Mexico tops the world rankings for production of organic coffee and so what better place to pick up some top-quality beans than the country’s capital? While coffee isn’t produced in Mexico City – in fact, the beans are principally cultivated and harvested in the states of Veracruz, Oaxaca and Chiapas – there are certainly a ton of certified brands you can pick up there. We recommend either the Oaxaca Pluma brand, or just heading to Café Villarías.
Don’t stock up on the Doña Maria brand of mole paste while in Mexico City. It’s undeniably convenient, but when you’re in the Mexican capital you should try and pick up something a little more authentic. Head to any of the city’s indoor markets, such as Mercado Medellín in Roma, and you’ll find vendors selling a bewildering variety of freshly ground mole powder. While it’s still not totally ‘the real deal’ (you should ideally make the powder from scratch yourself), it will suffice as a delicious memento from your trip to Mexico.
This strange looking implement might seem an odd thing to pick up in Mexico City, but it’s one of those practical items that you won’t want to ever go without again. A molinillo is typically a hand-carved wooden implement used to make stove-top hot chocolate. Get rid of the powdered variety and prepare yourself a real hot chocolate (from blocks of drinking chocolate!) before whipping it into creamy, aerated perfection with your molinillo. A unique souvenir for sure, you can pick one up in most markets, like La Ciudadela.
While we’re on the subject of chocolate, drinking or otherwise, you really ought to pick some up while in Mexico City. While typically produced in the more temperate climes of Tabasco, you can definitely find real artisanal chocolate in Mexico City. Places such as New Art Xocolatl and Que Bo! make for solid chocolate buying options. As an added extra, you might also want to buy some real fresh vanilla in Mexico City too, which will surely give your hot chocolate a delicious kick.
It’s a classic and traditional Mexican womenswear item, and one that can be picked up for very little money all across Mexico, which means that Mexico City is no exception. The huipil is a simple fabric blouse, which is often heavily and beautifully embroidered, although many versions exist. Head down to the (admittedly tourist oriented) Mercado de la Ciudadela and you’ll find a wide variety – always haggle on price though, because you’re sure to knock off at least a few pesos.
As the name suggests, silver from the Guerrero town of Taxco is one of the best souvenirs you can take home from Mexico. Although not originating in Mexico City itself, and more than likely cheaper in Taxco itself, you can still find reasonably priced and high quality Taxco silver in the capital. Depending on the quality and size of the piece you want, the items can be very cheap or very expensive, but they’re always worth picking up if you want a long-lasting memory of your Mexican vacation.
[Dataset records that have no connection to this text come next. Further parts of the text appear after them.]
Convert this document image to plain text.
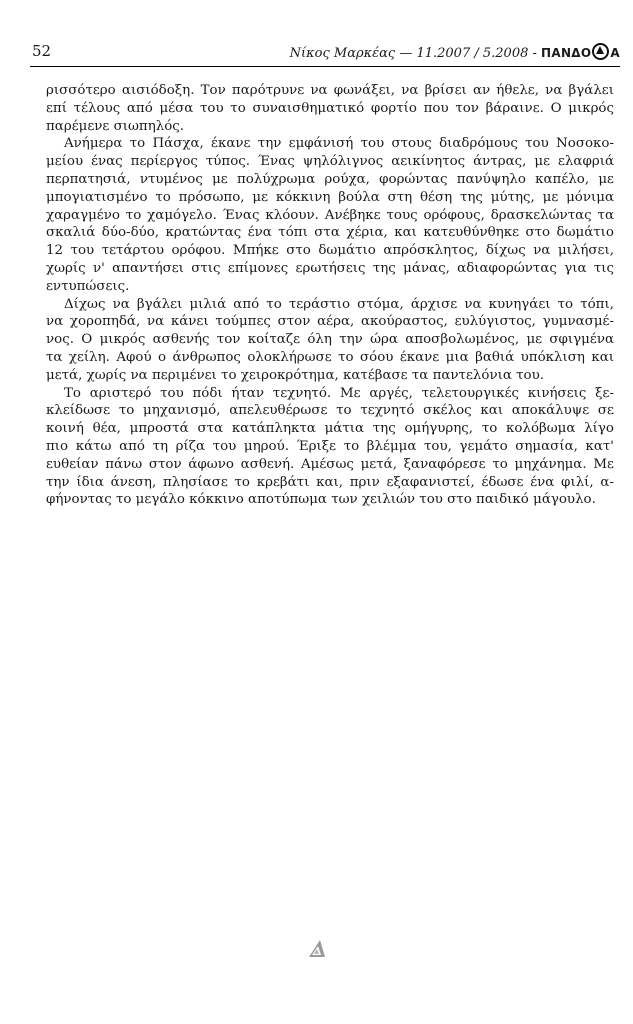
52	Νίκος Μαρκέας — 11.2007 / 5.2008 - ΠΑΝΔΟ Α
ρισσότερο αισιόδοξη. Τον παρότρυνε να φωνάξει, να βρίσει αν ήθελε, να βγάλει
επί τέλους από μέσα του το συναισθηματικό φορτίο που τον βάραινε. Ο μικρός
παρέμενε σιωπηλός.
Ανήμερα το Πάσχα, έκανε την εμφάνισή του στους διαδρόμους του Νοσοκο-
μείου ένας περίεργος τύπος. Ένας ψηλόλιγνος αεικίνητος άντρας, με ελαφριά
περπατησιά, ντυμένος με πολύχρωμα ρούχα, φορώντας πανύψηλο καπέλο, με
μπογιατισμένο το πρόσωπο, με κόκκινη βούλα στη θέση της μύτης, με μόνιμα
χαραγμένο το χαμόγελο. Ένας κλόουν. Ανέβηκε τους ορόφους, δρασκελώντας τα
σκαλιά δύο-δύο, κρατώντας ένα τόπι στα χέρια, και κατευθύνθηκε στο δωμάτιο
12 του τετάρτου ορόφου. Μπήκε στο δωμάτιο απρόσκλητος, δίχως να μιλήσει,
χωρίς ν' απαντήσει στις επίμονες ερωτήσεις της μάνας, αδιαφορώντας για τις
εντυπώσεις.
Δίχως να βγάλει μιλιά από το τεράστιο στόμα, άρχισε να κυνηγάει το τόπι,
να χοροπηδά, να κάνει τούμπες στον αέρα, ακούραστος, ευλύγιστος, γυμνασμέ-
νος. Ο μικρός ασθενής τον κοίταζε όλη την ώρα αποσβολωμένος, με σφιγμένα
τα χείλη. Αφού ο άνθρωπος ολοκλήρωσε το σόου έκανε μια βαθιά υπόκλιση και
μετά, χωρίς να περιμένει το χειροκρότημα, κατέβασε τα παντελόνια του.
Το αριστερό του πόδι ήταν τεχνητό. Με αργές, τελετουργικές κινήσεις ξε-
κλείδωσε το μηχανισμό, απελευθέρωσε το τεχνητό σκέλος και αποκάλυψε σε
κοινή θέα, μπροστά στα κατάπληκτα μάτια της ομήγυρης, το κολόβωμα λίγο
πιο κάτω από τη ρίζα του μηρού. Έριξε το βλέμμα του, γεμάτο σημασία, κατ'
ευθείαν πάνω στον άφωνο ασθενή. Αμέσως μετά, ξαναφόρεσε το μηχάνημα. Με
την ίδια άνεση, πλησίασε το κρεβάτι και, πριν εξαφανιστεί, έδωσε ένα φιλί, α-
φήνοντας το μεγάλο κόκκινο αποτύπωμα των χειλιών του στο παιδικό μάγουλο.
Want a gift that’s a little different, inexpensive and completely iconic? We recommend you get yourself down to the luchas and buy yourself a replica mask. Choose from designs that are the same as current luchadores such as Shocker and Rey Mysterio, or go for a classic and buy the mask of El Santo. Either way, you’ll love this colourful memory of Mexico City. You don’t have to attend a match to buy one, as they’re sold all over the place, but, when in Rome…
Mezcal is starting to become big business outside of Mexico, with numerous countries boasting their own underground mezcalerías; however, you should take the opportunity in Mexico to buy some authentic mezcal. Take your pick between some of the smaller, artisanal brands or buy a more well-known mezcal like Amores Joven. You can pick up bottles from the excellent Sabrá Dios.
Another favourite souvenir of visitors to Mexico is hand-crafted pottery from either Puebla, in the brightly coloured talavera style of the region, or the polished black barro negro pots found in Oaxaca. While both are somewhat alien to Mexico City in terms of production, the relative proximity of both Puebla and Oaxaca to the capital means you can for sure pick up some pottery while you’re passing through. Again, La Ciudadela is always a great place to start, but don’t rule out smaller, more obscure markets either.
Finally, everyone who visits Mexico comes back proudly toting a stripy Baja California surf-style sweatshirt and with good reason – they’re cheap, comfy and cozy! However, if you want something a little different, try shopping around for a real wool blanket or rug from Teotitlán del Valle in Oaxaca, or a handwoven rebozo instead. Always make sure you’re getting a legitimate, naturally dyed version though, and not a mass-produced knock-off.